Some officers fresh from Vietnam questioned the premise of the war. “The vast majority of generals who had experience in Vietnam will tell you we should never have gone past the advisory level,” said John H. Johns, a retired Army general and a student at the college that year. But in Mr. McCain’s paper, he instead focused on the failure to sustain public support for the fight. The paper was obtained through the Freedom of Information Act and provided to The New York Times by Matt Welch, an author of a book about Mr. McCain.

He cast a cold eye on the public sympathy for prisoners like himself. “Two and a half million American fighting men served in the Vietnam conflict, and more importantly 46,000 sacrificed their lives,” Mr. McCain wrote. “Yet in the latter stages of that war millions of people were more actively concerned about the plight of 565 P.O.W.’s in Hanoi than in any bigger issue of the war.”

This observation, of course, is itself a kind of myopia--"millions of people" were actually "concerned about" lots of "bigger issues" than the P.O.Ws but to McCain and other Military types the concerns of civilians, and peaceniks, and those asking why we should be fighting at all, were beside the point. Still, McCain was arguing about American elected officials and what they chose to do, not on larger questions of whether the war was worth continuing. And so he faults these American officials accusing them of:

American elected officials, he argued, had fostered a myopic focus on the prisoners by forsaking the goal of unconditional surrender in favor of a negotiated peace, enabling the North Vietnamese to turn their hostages into a bargaining chip. “Many Congressional resolutions, favorable to the enemy, were based solely on the guaranteed return of Americans from North Vietnam,” he wrote.

With prisoners returned, he argued, ambivalence about the war was protecting the minority of American prisoners “who did not keep faith with their country or their fellow prisoners.”

Court-martial charges were filed against two officers and seven enlisted men, he noted. “Probably more would have been charged if the Vietnam War had been like other wars in which this country has engaged,” Mr. McCain wrote. (Top military leaders quickly quashed charges against those nine.)
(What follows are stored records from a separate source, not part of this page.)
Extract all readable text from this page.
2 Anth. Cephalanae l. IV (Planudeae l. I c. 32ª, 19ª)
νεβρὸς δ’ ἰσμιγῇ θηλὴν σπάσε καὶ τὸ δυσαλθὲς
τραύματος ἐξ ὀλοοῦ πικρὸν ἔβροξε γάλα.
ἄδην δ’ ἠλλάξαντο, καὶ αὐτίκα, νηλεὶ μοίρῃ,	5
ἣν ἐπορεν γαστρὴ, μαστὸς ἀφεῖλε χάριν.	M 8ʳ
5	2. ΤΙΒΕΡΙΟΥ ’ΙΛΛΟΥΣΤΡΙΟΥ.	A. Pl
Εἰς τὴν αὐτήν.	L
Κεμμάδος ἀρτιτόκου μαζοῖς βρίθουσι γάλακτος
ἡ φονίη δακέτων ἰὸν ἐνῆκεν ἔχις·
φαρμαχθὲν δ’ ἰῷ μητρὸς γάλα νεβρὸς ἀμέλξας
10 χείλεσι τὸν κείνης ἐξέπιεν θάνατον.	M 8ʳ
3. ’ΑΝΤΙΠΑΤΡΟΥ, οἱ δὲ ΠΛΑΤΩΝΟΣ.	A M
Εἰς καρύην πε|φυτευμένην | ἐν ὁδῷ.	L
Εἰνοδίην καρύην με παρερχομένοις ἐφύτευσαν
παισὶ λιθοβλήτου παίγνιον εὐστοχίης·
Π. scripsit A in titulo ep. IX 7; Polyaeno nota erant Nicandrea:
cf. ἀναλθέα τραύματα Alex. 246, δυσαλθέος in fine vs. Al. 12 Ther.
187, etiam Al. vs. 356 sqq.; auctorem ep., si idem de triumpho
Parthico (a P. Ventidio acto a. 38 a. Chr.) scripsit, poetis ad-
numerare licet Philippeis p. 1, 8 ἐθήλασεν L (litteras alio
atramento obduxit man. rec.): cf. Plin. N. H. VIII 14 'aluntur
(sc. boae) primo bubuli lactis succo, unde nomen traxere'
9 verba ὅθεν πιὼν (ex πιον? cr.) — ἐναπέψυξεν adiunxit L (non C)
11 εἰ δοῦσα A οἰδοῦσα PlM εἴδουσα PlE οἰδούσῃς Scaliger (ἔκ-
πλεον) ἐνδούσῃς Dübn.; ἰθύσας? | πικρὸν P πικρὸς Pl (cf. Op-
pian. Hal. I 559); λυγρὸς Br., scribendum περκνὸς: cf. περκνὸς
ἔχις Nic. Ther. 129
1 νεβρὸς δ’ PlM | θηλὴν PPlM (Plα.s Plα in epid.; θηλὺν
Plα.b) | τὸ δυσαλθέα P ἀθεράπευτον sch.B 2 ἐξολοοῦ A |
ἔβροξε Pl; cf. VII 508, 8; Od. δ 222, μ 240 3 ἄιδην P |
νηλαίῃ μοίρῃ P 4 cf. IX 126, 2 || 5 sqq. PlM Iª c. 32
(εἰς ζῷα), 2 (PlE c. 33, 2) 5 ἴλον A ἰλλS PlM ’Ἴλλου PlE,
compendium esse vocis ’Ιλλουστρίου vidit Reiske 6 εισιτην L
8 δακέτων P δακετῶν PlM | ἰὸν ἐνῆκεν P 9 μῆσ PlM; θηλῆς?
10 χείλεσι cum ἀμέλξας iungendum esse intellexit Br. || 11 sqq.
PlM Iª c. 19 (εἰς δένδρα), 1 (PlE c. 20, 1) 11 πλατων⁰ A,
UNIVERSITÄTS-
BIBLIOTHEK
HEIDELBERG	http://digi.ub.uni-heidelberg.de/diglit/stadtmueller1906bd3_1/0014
Anyone else see the circularity here? For fear of letting the North Vietnamese use the prisoners to end the war we ought to have demonstrated our intentions of never ending the war by ignoring the plight of the prisoners. Whether the war was going to be won or lost militarily utterly ceases to matter when every sacrifice is presumed to require a further sacrifice to legitimize it, and when the chief flaw of one strategy (concern for the prisoners) is that it leads to a failure to punish enough prisoners after they are no longer prisoners.

Well, I've got no ringing conclusion to this blog post. Just an observation. What's past is prologue. Somewhere in Iraq some officer or some admin staff or some blackwater jerkwater is preparing his stinging critique of how the people let him down and wouldn't fight his war the way he wanted. And somewhere less subtle and mysterious--say the AEI or the Heritage Foundation, or a vault somewhere, some Conservative deep pockets are getting ready to fund him. This lost cause shit, this "honor the troops" by insisting they continue to fight and die for the last trench, has got to stop. But it won't stop until we drive a stake through its heart. A good place to start would be with the long pathetic career of John "I collaborated but thought better of it" McCain who has been insisting that some war and some warrior, somewhere, be fought to excorsise his lost honor for far too long.